Although I am not using any SOAP in this particular example, it isn't much harder to pull from a SOAP service. Here is a simple example that pulls from Amazon's SOAP service (they have a REST interface as well). It caches a serialized version of the generated object based on the service index and keywords requested.

$amazon_index = array(
  'DVD', 'Photo', 'Electronics', 'OfficeProducts', 'HealthPersonalCare', 
  'Toys', 'Baby', 'VideoGames', 'MusicTracks', 'OutdoorLiving', 
  'Blended', 'MusicalInstruments', 'Magazines', 'DigitalMusic',
  'Jewelry', 'Video', 'Tools', 'PCHardware', 'SportingGoods',
  'Classical', 'Software', 'Books', 'VHS', 'Wireless', 'Restaurants',
  'Music', 'GourmetFood', 'Miscellaneous', 'Kitchen', 'WirelessAccessories',
  'Merchants', 'Beauty', 'Apparel'
);

function amazon($index, $keywords, $timeout=7200) {
  $dest_file = "/tmp/aws_{$index}_".md5($keywords);
  if(file_exists($dest_file) && filemtime($dest_file) > (time()-$timeout)) {
    $result = unserialize(file_get_contents($dest_file));
  } else {
    $aws = new SoapClient('http://webservices.amazon.com/'.
               'AWSECommerceService/US/AWSECommerceService.wsdl',
               array("trace" => 1)); 
    $result = $aws->ItemSearch(array(
        'SubscriptionId'=>'XXXXXXXXXXXXXX',
        'AssociateTag'=>'lerdorf-20',
        'Request'=>array(array('SearchIndex'=>$index, 
                               'Keywords'=>$keywords))
      )
    );
    $tmpf = tempnam('/tmp','YWS');
    file_put_contents($tmpf, serialize($result));
    rename($tmpf, $dest_file);
  }
  return $result;
}
I still much prefer the REST services out there.

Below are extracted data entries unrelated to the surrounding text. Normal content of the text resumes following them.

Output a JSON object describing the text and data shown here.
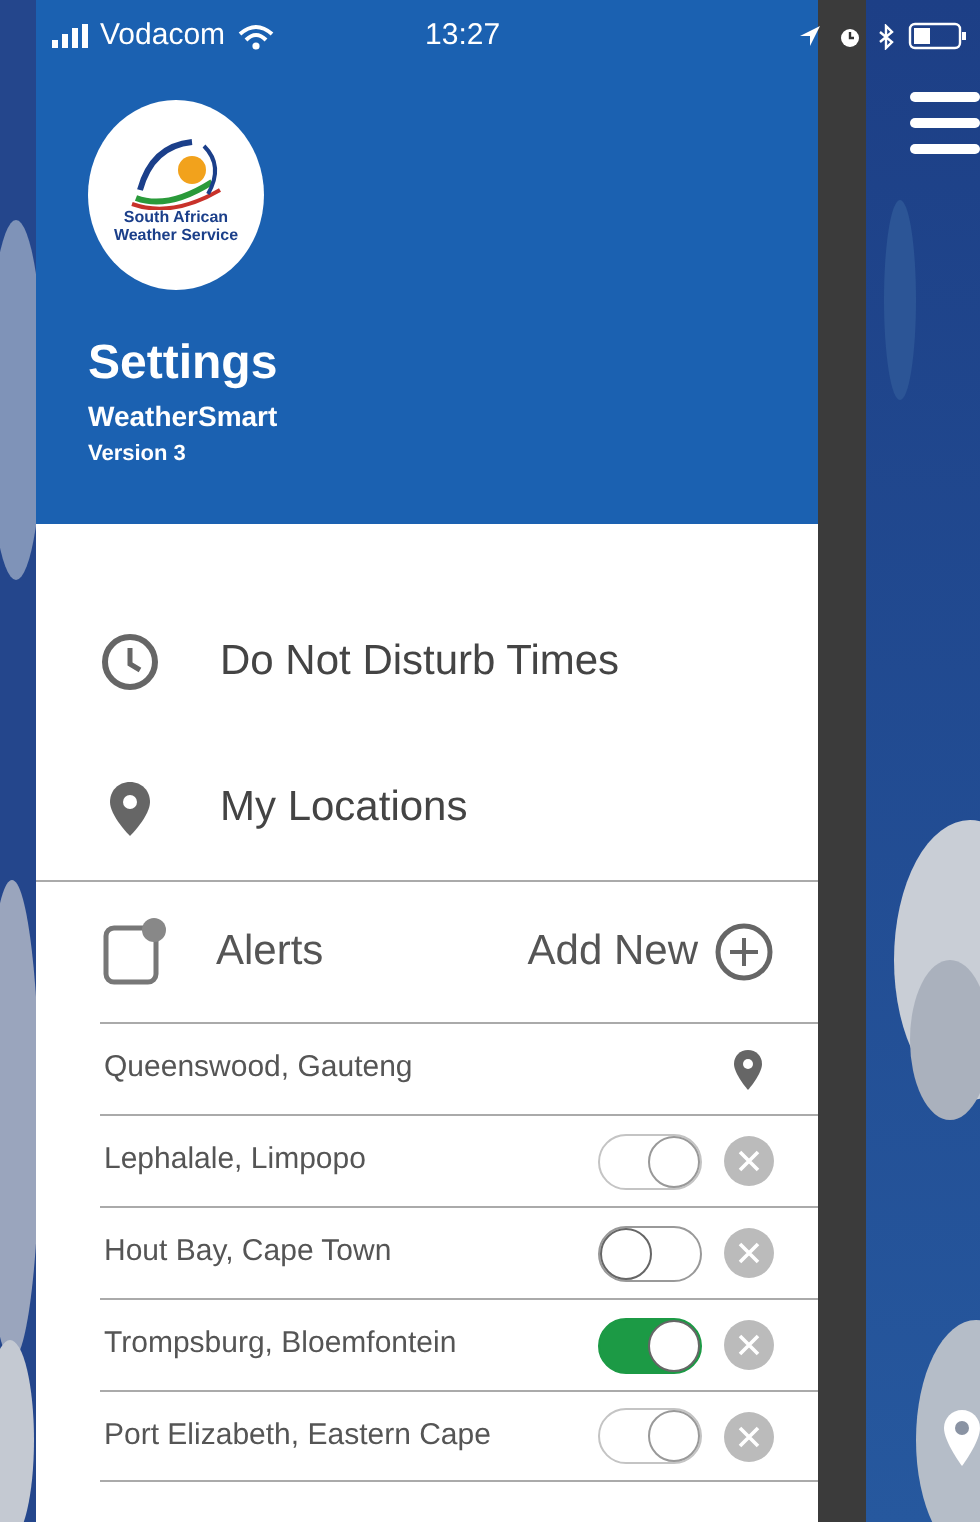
{
  "status_bar": {
    "carrier": "Vodacom",
    "time": "13:27"
  },
  "drawer": {
    "logo_text": [
      "South African",
      "Weather Service"
    ],
    "title": "Settings",
    "app_name": "WeatherSmart",
    "version": "Version 3",
    "menu": [
      {
        "kind": "clock",
        "label": "Do Not Disturb Times"
      },
      {
        "kind": "pin",
        "label": "My Locations"
      }
    ],
    "alerts": {
      "label": "Alerts",
      "add_label": "Add New",
      "rows": [
        {
          "kind": "current",
          "label": "Queenswood, Gauteng"
        },
        {
          "kind": "toggle",
          "label": "Lephalale, Limpopo",
          "on": true,
          "disabled": true
        },
        {
          "kind": "toggle",
          "label": "Hout Bay, Cape Town",
          "on": false,
          "disabled": false
        },
        {
          "kind": "toggle",
          "label": "Trompsburg, Bloemfontein",
          "on": true,
          "disabled": false
        },
        {
          "kind": "toggle",
          "label": "Port Elizabeth, Eastern Cape",
          "on": true,
          "disabled": true
        }
      ]
    }
  }
}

SOAP always reminds me of being stuck behind the guy in a hat driving a Lincoln Towncar. You eventually get to where you want to go, but the journey is painful. With REST you can just toss your query into your browser and have a look at the returned XML. SOAP starts to make more sense when the queries you are sending get more complex than just tossing a couple of keywords to a search service and setting a couple of flags. But don't even try to read the SOAP spec. If you managed to fight your way through that spec already, try the new WSDL 2.0 Draft Spec. This is the sort of stuff that makes my brain hurt.


And yes, I know the thumbnails don't jump to the front in IE. IE's z-index handling on position: absolute elements is braindead. So use Firefox or Safari or some other browser with decent CSS support. Also, you'll need to let the cookie through. It's just a javascript cookie with your window dimensions so I'll know how big to make the oval. And no, it isn't really meant to be useful. Just a bit of fun visual candy.